Aku turun dari kura-kura yang meronta-ronta dan terbang ke atas, sambil ingat untuk memberi tumpangan kepada Olivia dan Luca juga.
“Celaka monster ini. Aku akan menaklukkannya!” Luca mengacungkan beberapa ofuda untuk menyerang.
“…Seekor ‘monster,’ ya?”
Tuan Kura-kura itu raksasa, dan Olivia dalam bahaya, itu benar. Tapi apa, jika ada, yang membedakan aku dan Tuan Kura-kura? Dia adalah bentuk kehidupan yang berbeda dari manusia dan telah menghabiskan hari-harinya hidup tanpa disadari oleh mereka. Aku menduga mungkin ada alasan mengapa dia mengamuk. Mungkin dia bukanlah monster sama sekali.
“…Tunggu,” kata Olivia.
“Hmm?”
“Luca… Kura-kura ini mungkin bukan kura-kura yang buruk .”
“Hah?”
Olivia memberi Luca senyum yang menenangkan. “Ayah, bisakah Ayah membawa kami lebih dekat kepadanya?”
“Hah? Aku tidak keberatan, tapi kenapa?”
“Kura-kura ini… Sepertinya dia sedang menderita.”
“Penderitaan, katamu?” tanya Luca.
“Ya. Sepertinya dia kesakitan atau semacamnya…”
Sepertinya Olivia punya ide. Dengan kedua gadis itu di punggungku, aku perlahan mendekati Tuan Kura-kura. Aku tidak terlalu mahir di perairan, tetapi karena aku bisa terbang, itu bukan masalah.

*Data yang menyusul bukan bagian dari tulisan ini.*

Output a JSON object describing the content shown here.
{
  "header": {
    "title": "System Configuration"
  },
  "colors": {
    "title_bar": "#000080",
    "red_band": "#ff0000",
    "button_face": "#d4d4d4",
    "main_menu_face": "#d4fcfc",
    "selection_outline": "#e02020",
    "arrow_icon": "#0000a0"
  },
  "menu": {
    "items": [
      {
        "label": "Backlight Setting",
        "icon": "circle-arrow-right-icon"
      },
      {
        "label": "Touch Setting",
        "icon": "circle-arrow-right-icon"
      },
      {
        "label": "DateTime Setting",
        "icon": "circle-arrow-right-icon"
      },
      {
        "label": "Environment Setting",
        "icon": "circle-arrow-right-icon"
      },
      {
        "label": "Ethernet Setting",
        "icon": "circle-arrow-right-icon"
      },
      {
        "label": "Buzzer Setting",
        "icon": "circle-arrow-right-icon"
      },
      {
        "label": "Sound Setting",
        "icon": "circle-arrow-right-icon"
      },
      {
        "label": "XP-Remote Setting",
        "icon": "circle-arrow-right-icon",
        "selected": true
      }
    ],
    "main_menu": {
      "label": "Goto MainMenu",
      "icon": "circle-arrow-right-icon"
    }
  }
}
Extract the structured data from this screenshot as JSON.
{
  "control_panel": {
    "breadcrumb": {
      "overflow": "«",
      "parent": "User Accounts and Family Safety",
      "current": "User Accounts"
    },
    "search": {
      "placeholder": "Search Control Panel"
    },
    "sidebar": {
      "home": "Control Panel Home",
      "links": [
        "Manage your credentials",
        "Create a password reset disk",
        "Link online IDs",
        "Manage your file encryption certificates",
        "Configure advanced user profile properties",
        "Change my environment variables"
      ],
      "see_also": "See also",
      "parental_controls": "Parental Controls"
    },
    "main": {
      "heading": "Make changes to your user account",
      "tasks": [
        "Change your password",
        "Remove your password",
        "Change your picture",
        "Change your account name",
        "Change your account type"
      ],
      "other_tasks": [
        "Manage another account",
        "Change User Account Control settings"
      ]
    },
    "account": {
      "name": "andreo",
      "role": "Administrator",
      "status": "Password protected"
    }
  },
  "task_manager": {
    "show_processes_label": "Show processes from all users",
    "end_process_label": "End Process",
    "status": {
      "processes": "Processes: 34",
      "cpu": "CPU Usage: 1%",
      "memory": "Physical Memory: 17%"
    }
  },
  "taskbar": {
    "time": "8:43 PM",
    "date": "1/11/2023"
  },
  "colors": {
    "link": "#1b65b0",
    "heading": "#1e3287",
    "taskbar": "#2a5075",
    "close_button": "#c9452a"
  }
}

“Tombak itu—kurasa itulah yang membuatnya kesakitan.”
“Tombak itu!”
Memang benar bahwa tombak yang tertancap di dahi Tuan Kura-kura masih mendesis dan mengeluarkan banyak panas.
“Jika dia bertindak kasar hanya karena kesakitan, mungkin kita bisa melakukan sesuatu untuknya.”
“Jadi begitu!”
Dan jika apa yang Olivia katakan itu benar, maka kita harus membantu Tuan Kura-kura!
****
Sementara itu, di tepi danau…
“Apa-apaan ini?!” seru Ratu Kegelapan. “Gelombang yang dahsyat! Hauuugh, apakah Olivia dan yang lainnya akan baik-baik saja?!”
“Tuan Naga bersama mereka, jadi aku tidak bisa membayangkan hal terburuk akan terjadi…”
“Tapi orang itu tenggelam seperti palu!”
“Aku yakin mereka sehat walafiat, dia dan Olivia. Tenanglah, Ratu Marie.”
“Haugh, siapa yang kau sebut ‘Ratu Marie ‘?!”
“Hee hee, itulah sebutan Luca untukmu, Kegelapanmu.”
“Haugh…”
“Tuanku, aku melihat seekor binatang raksasa!”
“Apakah itu kura-kura ? Konon, ada ‘naga air’ yang menghuni danau ini…”
“Mungkin kura-kura besar itulah asal mula legenda tersebut?”
“Haugh?! Mungkin kita benar-benar harus pergi menyelamatkan mereka…”
Di bawah naungan payung, Maredia menghela napas.